Policies are declarative YAML. Rules are evaluated by priority. The first match wins; if no rule matches, the default_effect applies.

The demo policy is permissive by default so the planted examples are easy to compare:

version: 1
default_effect: allow

roles:
  manager:
    inherits: [sales]

rules:
  - id: tenant-isolation
    effect: deny
    priority: 100
    when:
      - { field: chunk.tenant, op: neq, ref: user.tenant }

  - id: sales-no-confidential
    effect: deny
    priority: 50
    when:
      - { field: user.roles, op: contains, value: sales }
      - { field: chunk.classification, op: gte, value: confidential }

  - id: redact-pii
    effect: redact
    priority: 30
    when:
      - { field: chunk.pii_count, op: gte, value: 1 }

For a production-style posture, start deny-by-default and add explicit allow rules after stricter deny/redact rules:

version: 1
default_effect: deny

rules:
  - id: tenant-isolation
    effect: deny
    priority: 100
    when:
      - { field: chunk.tenant, op: neq, ref: user.tenant }

  - id: allow-safe-context
    effect: allow
    priority: 10
    when:
      - { field: chunk.tenant, op: eq, ref: user.tenant }

See data/policies/example.yaml and data/policies/strict.yaml.

Proof Points

The current benchmark and red-team reports are deterministic. They do not use an LLM judge.

Artifact Result
make test 336 Python tests + 18 frontend tests passed
make lint Python and frontend lint clean
make types mypy + Vue typecheck passed
make benchmark on the planted demo corpus: policy off 100% leak rate, policy on 0% leak rate
make red-team on the committed adversarial corpus: 6/6 cases passed, 0% leak rate, 0 replay mismatches
make e2e fast local demo smoke test

See:

What Makes It Different

ContextGuard is not a generic LLM firewall.

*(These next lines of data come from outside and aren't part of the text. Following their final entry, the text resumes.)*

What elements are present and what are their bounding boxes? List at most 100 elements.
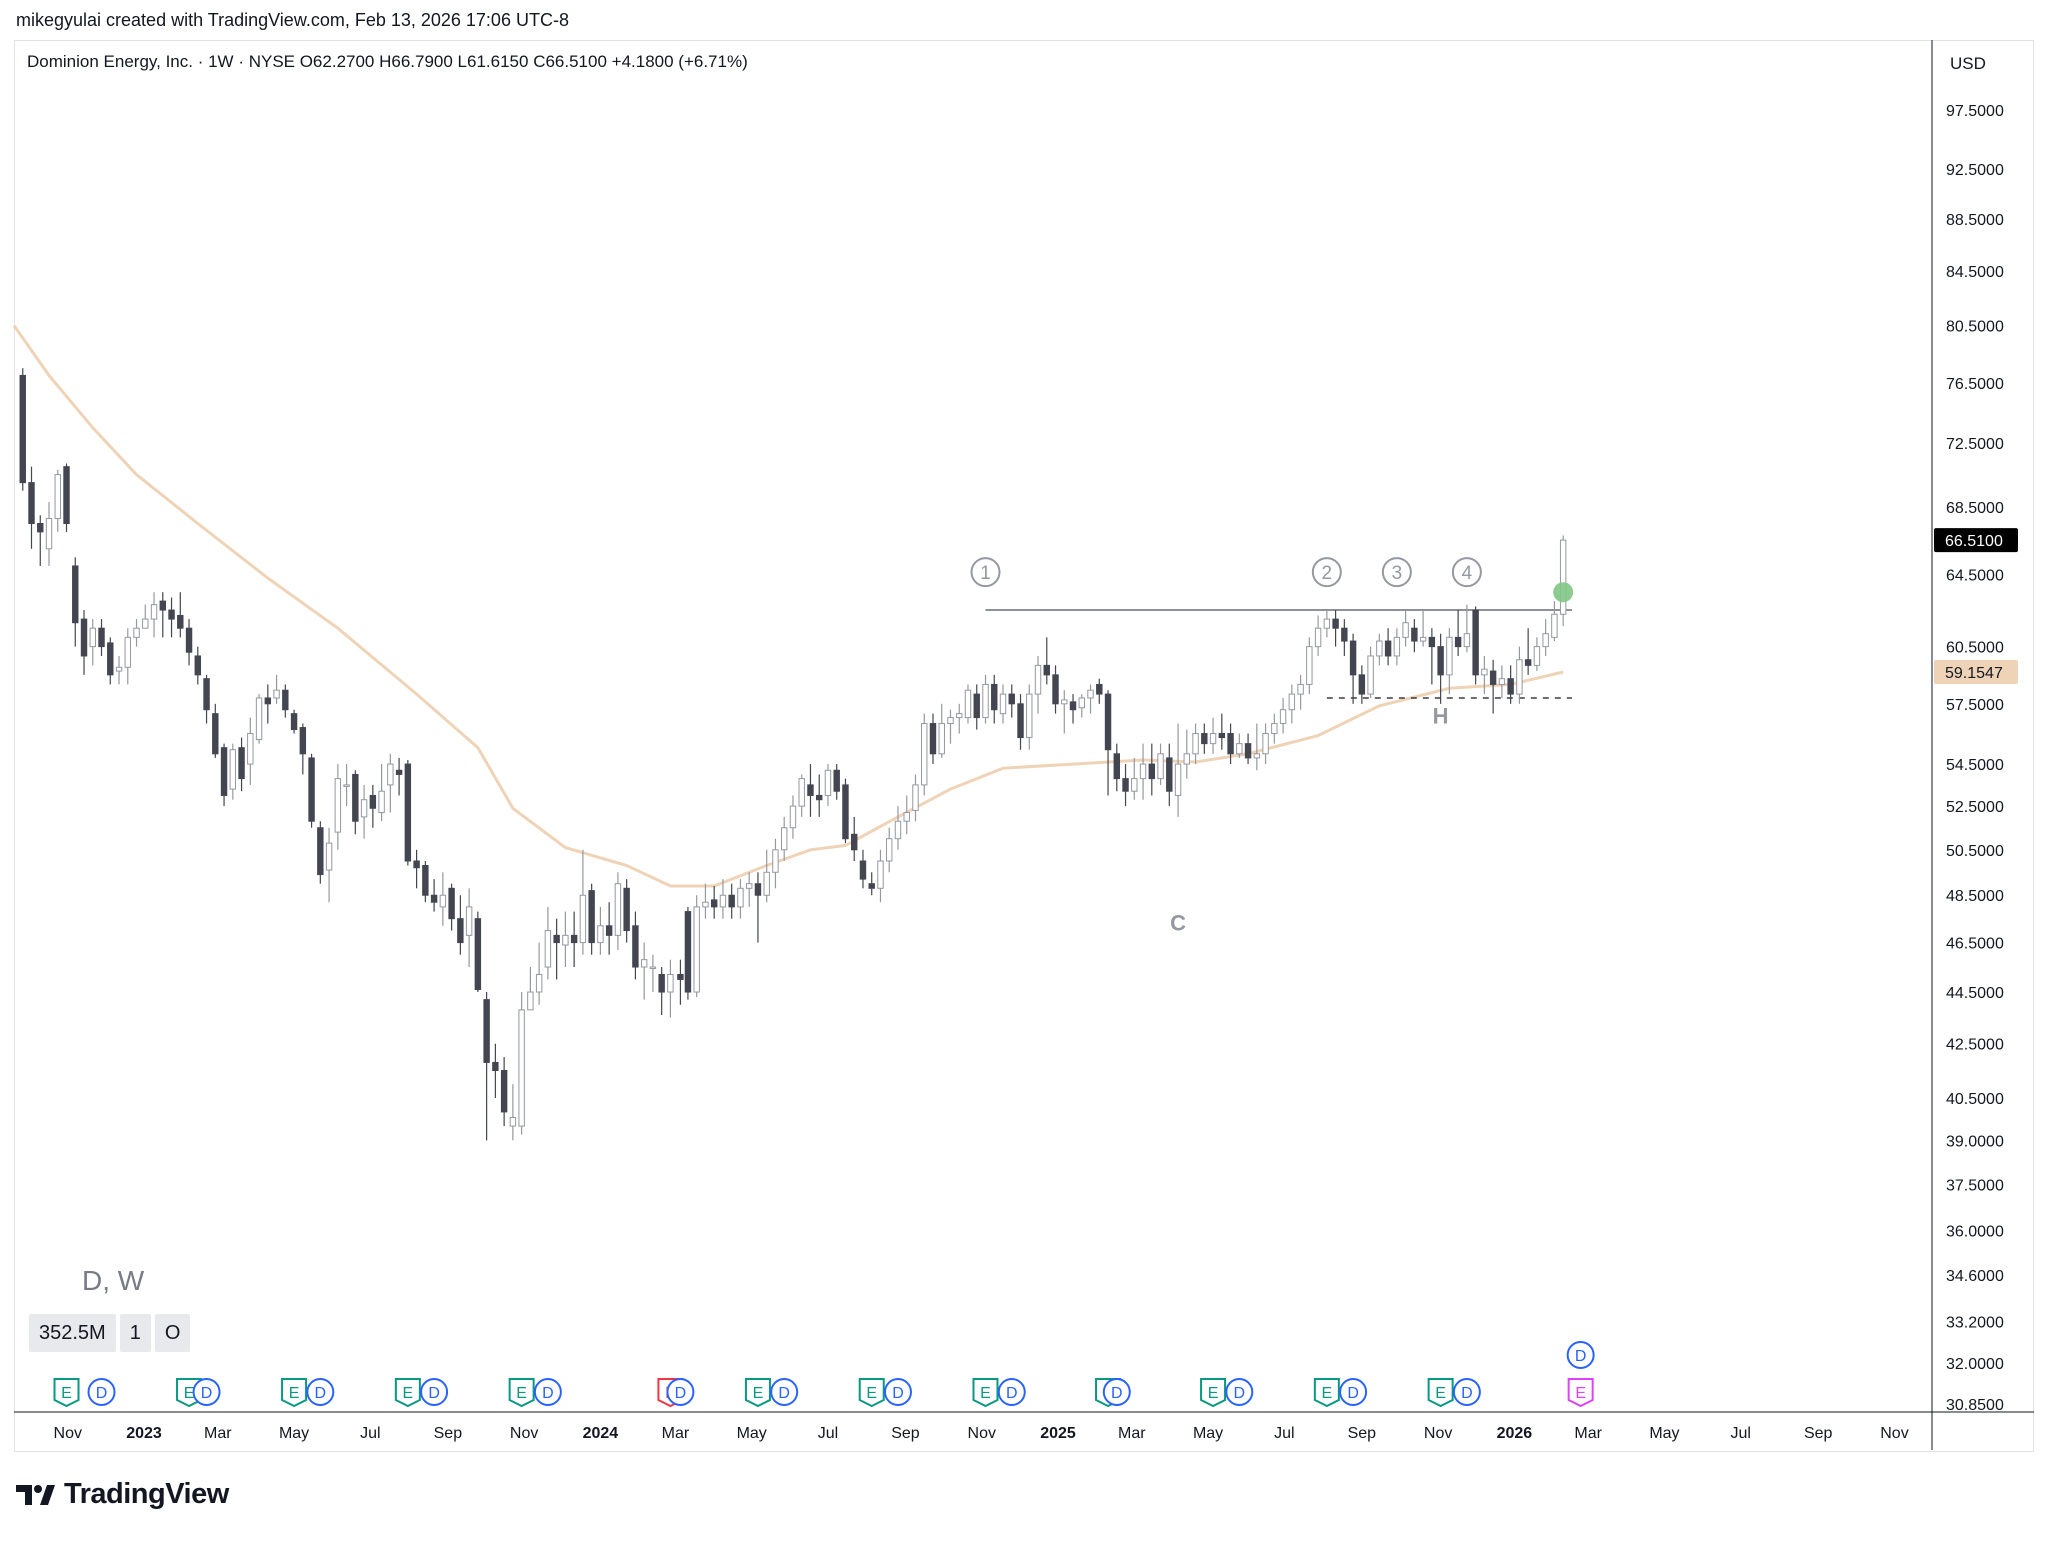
candle[interactable] xyxy=(124,628,131,685)
candle[interactable] xyxy=(264,684,272,724)
candle[interactable] xyxy=(640,942,648,1000)
candle[interactable] xyxy=(973,684,980,730)
volume-indicator[interactable]: 352.5M 1 O xyxy=(29,1314,191,1352)
candle[interactable] xyxy=(37,515,44,566)
candle[interactable] xyxy=(282,684,289,718)
candle[interactable] xyxy=(1218,713,1226,750)
candle[interactable] xyxy=(422,860,429,903)
candle[interactable] xyxy=(693,895,700,998)
candle[interactable] xyxy=(378,764,385,822)
candle[interactable] xyxy=(63,463,70,532)
candle[interactable] xyxy=(1472,606,1479,685)
earnings-event-icon[interactable] xyxy=(1567,1378,1594,1408)
symbol-legend[interactable]: Dominion Energy, Inc. · 1W · NYSE O62.27… xyxy=(27,52,748,71)
candle[interactable] xyxy=(238,737,245,792)
candle[interactable] xyxy=(1437,633,1444,704)
candle[interactable] xyxy=(1157,743,1164,785)
candle[interactable] xyxy=(824,764,832,807)
candle[interactable] xyxy=(1428,628,1436,685)
dividend-event-icon[interactable] xyxy=(666,1378,695,1406)
candle[interactable] xyxy=(142,604,149,629)
candle[interactable] xyxy=(220,743,228,807)
candle[interactable] xyxy=(1183,729,1191,779)
candle[interactable] xyxy=(1411,619,1418,653)
candle[interactable] xyxy=(912,774,919,822)
candle[interactable] xyxy=(527,967,534,1011)
candle[interactable] xyxy=(1376,633,1383,666)
candle[interactable] xyxy=(518,992,525,1135)
candle[interactable] xyxy=(1061,690,1068,734)
dividend-event-icon[interactable] xyxy=(883,1378,912,1406)
candle[interactable] xyxy=(1122,764,1129,807)
candle[interactable] xyxy=(1148,743,1156,796)
candle[interactable] xyxy=(1393,628,1401,666)
candle[interactable] xyxy=(649,954,657,993)
candle[interactable] xyxy=(1043,637,1050,685)
candle[interactable] xyxy=(1026,684,1033,750)
candle[interactable] xyxy=(1052,665,1059,714)
candle[interactable] xyxy=(1332,610,1339,647)
candle[interactable] xyxy=(1489,659,1497,714)
candle[interactable] xyxy=(1288,684,1296,724)
candle[interactable] xyxy=(1131,757,1138,800)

It focuses on the context boundary:

Category Typical focus ContextGuard focus
LLM firewalls prompt/output content filtering what context is allowed before generation
RAG retrieval tools relevance and ranking policy-aware retrieval and minimization
Observability tools traces, cost, evals evidence as an auditable product contract
Data governance tools data at rest RAG query hot path

The product thesis is narrow on purpose:

Was this context allowed to be here, and can we prove it?

What ContextGuard Is Not

ContextGuard is not:

  • a replacement for your retriever,
  • a replacement for identity or ACL mapping,
  • a replacement for secure source-system permissions,
  • a generic LLM firewall,
  • a compliance certification,
  • a guarantee that no data can ever leak.

Project Layout

.
├── apps/
│   └── web/                     # Vue dashboard + frontend README
├── packages/
│   ├── contextguard/            # Python core, API adapter, retrieval, evidence
│   ├── contracts/               # Pydantic contracts + JSON Schemas + OpenAPI
│   ├── policy-dsl/              # YAML policy schema and evaluator
│   └── eval-harness/            # benchmarks and red-team runner
├── data/
│   ├── tenants/                 # planted demo corpus
│   ├── policies/                # demo + strict policies
│   └── red-team-corpora/        # golden adversarial cases
├── docs/
│   └── img/                     # README screenshots
├── compose.yaml                 # local stack
├── CHANGELOG.md                 # release notes
├── CONTRIBUTING.md              # contribution guide
├── ROADMAP.md                   # next milestones
├── SECURITY.md                  # vulnerability reporting scope
├── Makefile                     # canonical dev/demo commands
└── README.md

Status

ContextGuard 1.0.0 is the first official MVP release, built in the open. It is ready to demonstrate the product thesis locally:

  • policy-aware context filtering,
  • redaction and blocking,
  • evidence records,
  • red-team and benchmark artifacts,
  • a dashboard for query, sources, policy, and evidence review.

It is not a compliance certification, legal opinion, or production deployment template. Real production use would still need hardened identity, connector-level ACL mapping, retention policy, deployment hardening, and a fuller security review.

License

ContextGuard is licensed under the Apache License 2.0. See LICENSE.

Legal

ContextGuard is not legal advice and does not by itself make a system compliant with GDPR, the EU AI Act, DORA, or any other regime. It is an engineering control and evidence layer intended to support stronger AI data-flow governance.